Burnunun ucundaki ince çerçeveli gözlüğünü
düzeltti Hamdi Usta. Pos bıyıklarını sarartmış sigarasını, kül tablasında ezdi.
Gözlerine kaçan duman, gazeteyi okumasını engelledi bir an. Yeşil gözlerini
açtı, kapadı. İnce parmakları, saçsız
başını kaşıdı.
Altmış yaşında, uzun boylu,
zayıftı. Çelik gibi yumrukları vardı. Demirci ustalığından emekliydi.
Televizyonun sesi açık olduğundan duyamayan kahveciye baktı. Parmağını kaşık
gibi karıştırarak, dudaklarını kıpırdatarak çay istedi. Kahveci Remzi anlamadı.
Uzaktan kumandayı eline alarak, televizyona dik tuttu. Kıstı sesini at
yarışları programının…
“Çay mı?“ dedi.
Başını salladı Hamdi Usta.
“Bu dallamaya da megafonla konuşmak lazım.
Eşeklerden bir şey tutturdu sanki.“
Kahvede oturan gençlerin çoğu,
altılı ganyan kuponları dolduruyordu. Esprileri de at yarışları üstüneydi. Dip
masada oturan Ali, elindeki okey taşını, ıstakaya hızla vurdu. Göz ucuyla Tombalacı
Salim’i görünce;
“Yürü
be beş numara. Kim tutar seni.” dedi.
Elindeki tombala torbasını,
taşlarını karıştırarak yaklaştı masaya Salim. Numaralı taş kâğıtlarını uzattı.
Ali, torbayı karıştırmaya başladı. Beş taş çekti. Fakat, numaraları
tutturamadı. Para vermedi Ali. Tutturabilseydi yabancı sigarayı alırken tombala
ücretini ödeyecekti. Salim, bozuldu bozulmasına, belli etmedi. Yan masalara
yürüdü... Salim, Ali’nin hesabına çay
istedi kahveciden. Sövdü. “Şerefsiz“ dedi.
Kahvedeki beş masa da doluydu. Garson boş
bardakları topluyor, yeni siparişler alıyordu.
“Güm” diye masaya yumruk indi cam kıyısından.

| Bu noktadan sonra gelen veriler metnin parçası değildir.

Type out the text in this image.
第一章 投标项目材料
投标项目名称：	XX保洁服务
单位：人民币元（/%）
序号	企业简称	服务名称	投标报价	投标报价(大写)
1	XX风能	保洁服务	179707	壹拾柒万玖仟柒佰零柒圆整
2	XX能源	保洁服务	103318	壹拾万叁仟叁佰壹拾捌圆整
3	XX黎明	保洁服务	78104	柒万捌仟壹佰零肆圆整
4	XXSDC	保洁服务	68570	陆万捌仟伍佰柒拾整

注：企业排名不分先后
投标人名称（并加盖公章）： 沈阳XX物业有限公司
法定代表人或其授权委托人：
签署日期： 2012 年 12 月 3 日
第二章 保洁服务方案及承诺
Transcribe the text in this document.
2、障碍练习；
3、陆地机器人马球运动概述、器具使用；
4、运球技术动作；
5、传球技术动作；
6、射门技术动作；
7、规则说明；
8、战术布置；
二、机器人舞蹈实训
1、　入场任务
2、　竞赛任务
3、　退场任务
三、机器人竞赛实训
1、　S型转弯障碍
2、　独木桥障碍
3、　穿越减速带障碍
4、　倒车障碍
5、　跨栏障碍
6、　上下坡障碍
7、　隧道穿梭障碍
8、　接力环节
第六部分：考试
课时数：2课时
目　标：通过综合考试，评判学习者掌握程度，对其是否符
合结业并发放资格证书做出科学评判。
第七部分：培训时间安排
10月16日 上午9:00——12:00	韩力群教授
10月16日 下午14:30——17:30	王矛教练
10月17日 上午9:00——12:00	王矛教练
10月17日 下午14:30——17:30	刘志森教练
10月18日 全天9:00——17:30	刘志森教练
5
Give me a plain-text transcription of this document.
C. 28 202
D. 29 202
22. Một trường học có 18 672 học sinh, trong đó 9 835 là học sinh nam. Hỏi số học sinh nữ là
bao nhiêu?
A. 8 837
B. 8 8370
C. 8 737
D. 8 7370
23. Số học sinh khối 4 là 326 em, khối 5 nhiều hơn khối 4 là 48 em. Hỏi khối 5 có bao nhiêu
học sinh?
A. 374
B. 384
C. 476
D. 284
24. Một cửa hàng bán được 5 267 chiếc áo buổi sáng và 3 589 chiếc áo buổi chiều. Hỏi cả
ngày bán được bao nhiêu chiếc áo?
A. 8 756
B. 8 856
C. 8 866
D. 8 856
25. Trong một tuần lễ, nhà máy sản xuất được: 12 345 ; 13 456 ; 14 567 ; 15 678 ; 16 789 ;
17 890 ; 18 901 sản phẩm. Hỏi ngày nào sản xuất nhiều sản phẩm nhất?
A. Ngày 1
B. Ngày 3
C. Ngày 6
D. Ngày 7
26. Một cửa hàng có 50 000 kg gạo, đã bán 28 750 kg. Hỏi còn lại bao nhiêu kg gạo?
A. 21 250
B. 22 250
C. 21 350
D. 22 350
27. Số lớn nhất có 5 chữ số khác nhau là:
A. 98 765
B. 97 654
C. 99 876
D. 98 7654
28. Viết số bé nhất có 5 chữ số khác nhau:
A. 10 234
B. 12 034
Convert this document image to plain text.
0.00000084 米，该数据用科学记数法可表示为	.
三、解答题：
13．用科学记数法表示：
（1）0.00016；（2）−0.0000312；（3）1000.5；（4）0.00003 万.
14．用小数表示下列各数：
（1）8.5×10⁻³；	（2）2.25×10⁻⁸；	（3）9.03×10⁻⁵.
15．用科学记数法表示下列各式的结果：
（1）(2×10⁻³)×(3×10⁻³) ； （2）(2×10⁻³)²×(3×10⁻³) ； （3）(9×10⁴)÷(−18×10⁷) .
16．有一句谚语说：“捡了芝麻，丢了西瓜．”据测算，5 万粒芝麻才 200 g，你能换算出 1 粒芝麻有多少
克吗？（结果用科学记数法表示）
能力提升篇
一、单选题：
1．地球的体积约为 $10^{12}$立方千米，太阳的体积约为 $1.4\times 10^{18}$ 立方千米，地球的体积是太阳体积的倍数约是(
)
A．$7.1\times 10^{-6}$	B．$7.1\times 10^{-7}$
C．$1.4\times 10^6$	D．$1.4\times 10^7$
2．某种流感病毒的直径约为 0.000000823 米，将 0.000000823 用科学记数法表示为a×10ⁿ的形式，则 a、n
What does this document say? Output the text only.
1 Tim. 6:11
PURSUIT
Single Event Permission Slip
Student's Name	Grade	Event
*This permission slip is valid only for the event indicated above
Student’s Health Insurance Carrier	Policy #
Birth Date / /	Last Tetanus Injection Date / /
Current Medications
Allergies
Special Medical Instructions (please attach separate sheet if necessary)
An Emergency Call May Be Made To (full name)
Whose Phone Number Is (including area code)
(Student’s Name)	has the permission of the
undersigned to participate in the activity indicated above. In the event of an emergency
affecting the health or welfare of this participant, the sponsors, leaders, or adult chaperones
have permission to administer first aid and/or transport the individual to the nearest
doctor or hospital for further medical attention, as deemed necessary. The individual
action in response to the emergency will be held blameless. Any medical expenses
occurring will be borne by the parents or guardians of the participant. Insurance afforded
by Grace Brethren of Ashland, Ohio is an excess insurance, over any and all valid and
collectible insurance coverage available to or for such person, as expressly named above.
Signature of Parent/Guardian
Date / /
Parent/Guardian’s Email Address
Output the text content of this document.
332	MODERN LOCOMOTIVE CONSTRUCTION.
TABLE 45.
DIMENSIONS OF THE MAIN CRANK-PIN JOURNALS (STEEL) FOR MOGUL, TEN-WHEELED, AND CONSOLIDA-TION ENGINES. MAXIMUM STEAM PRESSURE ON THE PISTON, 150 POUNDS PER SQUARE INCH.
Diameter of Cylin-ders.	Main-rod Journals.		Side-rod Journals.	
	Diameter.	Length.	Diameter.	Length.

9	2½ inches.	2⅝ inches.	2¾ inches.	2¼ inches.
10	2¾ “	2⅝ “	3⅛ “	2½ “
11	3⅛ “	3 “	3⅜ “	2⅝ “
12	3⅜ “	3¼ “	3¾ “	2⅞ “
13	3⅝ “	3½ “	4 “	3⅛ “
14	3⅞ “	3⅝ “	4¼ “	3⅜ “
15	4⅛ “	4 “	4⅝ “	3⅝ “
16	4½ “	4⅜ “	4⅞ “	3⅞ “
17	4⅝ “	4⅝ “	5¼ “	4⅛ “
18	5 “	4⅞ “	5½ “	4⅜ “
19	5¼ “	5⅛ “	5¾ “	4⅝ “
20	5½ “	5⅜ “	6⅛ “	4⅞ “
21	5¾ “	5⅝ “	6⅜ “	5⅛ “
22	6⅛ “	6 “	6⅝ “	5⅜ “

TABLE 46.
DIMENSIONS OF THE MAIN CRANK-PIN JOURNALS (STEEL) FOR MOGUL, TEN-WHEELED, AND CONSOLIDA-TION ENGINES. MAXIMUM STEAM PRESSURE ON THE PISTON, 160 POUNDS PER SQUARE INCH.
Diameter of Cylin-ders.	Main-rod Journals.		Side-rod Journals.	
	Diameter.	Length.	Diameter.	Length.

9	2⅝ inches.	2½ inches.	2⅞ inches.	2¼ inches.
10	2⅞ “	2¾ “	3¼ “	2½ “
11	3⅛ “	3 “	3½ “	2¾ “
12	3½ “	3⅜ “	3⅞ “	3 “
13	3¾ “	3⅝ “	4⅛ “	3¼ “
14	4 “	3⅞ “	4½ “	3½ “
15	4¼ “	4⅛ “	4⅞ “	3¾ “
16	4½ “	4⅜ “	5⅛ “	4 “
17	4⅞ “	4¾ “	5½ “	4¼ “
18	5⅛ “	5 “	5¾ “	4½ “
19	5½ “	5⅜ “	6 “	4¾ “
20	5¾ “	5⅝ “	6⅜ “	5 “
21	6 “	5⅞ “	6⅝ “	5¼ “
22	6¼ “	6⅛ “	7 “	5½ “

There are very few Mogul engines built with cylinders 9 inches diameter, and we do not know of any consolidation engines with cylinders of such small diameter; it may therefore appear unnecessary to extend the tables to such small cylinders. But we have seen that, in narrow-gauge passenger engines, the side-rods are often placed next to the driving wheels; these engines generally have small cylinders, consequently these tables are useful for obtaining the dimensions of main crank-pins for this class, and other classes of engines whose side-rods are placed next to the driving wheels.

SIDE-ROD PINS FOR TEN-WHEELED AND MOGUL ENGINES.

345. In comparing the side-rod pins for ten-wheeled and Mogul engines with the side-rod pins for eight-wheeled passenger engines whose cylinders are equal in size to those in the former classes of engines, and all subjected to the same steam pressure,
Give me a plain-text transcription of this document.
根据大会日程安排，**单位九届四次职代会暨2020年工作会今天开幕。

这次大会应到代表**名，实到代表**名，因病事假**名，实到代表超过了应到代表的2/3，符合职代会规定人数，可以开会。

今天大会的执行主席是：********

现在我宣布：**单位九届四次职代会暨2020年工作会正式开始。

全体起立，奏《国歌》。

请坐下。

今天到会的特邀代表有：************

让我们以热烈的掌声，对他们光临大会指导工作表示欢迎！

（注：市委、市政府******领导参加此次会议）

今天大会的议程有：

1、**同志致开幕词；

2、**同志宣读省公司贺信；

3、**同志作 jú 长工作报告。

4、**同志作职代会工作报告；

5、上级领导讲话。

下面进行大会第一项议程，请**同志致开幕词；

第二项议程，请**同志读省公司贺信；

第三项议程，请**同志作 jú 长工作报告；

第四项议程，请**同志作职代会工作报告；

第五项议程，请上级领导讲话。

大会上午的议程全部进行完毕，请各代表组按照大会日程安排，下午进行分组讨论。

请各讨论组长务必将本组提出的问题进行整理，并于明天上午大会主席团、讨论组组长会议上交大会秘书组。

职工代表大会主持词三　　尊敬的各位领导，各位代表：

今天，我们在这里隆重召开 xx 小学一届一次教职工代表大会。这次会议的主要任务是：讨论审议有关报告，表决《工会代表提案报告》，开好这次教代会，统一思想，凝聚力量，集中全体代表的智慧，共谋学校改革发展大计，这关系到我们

İçeride sessizlik oldu. Başlar kapıya, cama yakın masaya çevrildi. Kül
tablasının yanındaki yarı dolu çay bardağı devrilmiş, örtü ıslanmıştı. Hamdi Usta, elindeki gazeteyi göstererek
bağırıyordu.
“Neden Umut Mahallesini
yıkmak istiyorlar. Bileniniz var mı?“
Yıkımı demek istiyordu Hamdi Usta.
Belediyeye gidip konuşmuştu. Depreme
dayanıklı evler yapılacak denilmişti. Dünya Bankası kredisi sözü geçmişti.
“Arkadaşlar, neden böyle eli kolu bağlı
duruyorsunuz. Evinizi, elinizden alacaklar. Size kulübe verecekler İkitelli’de.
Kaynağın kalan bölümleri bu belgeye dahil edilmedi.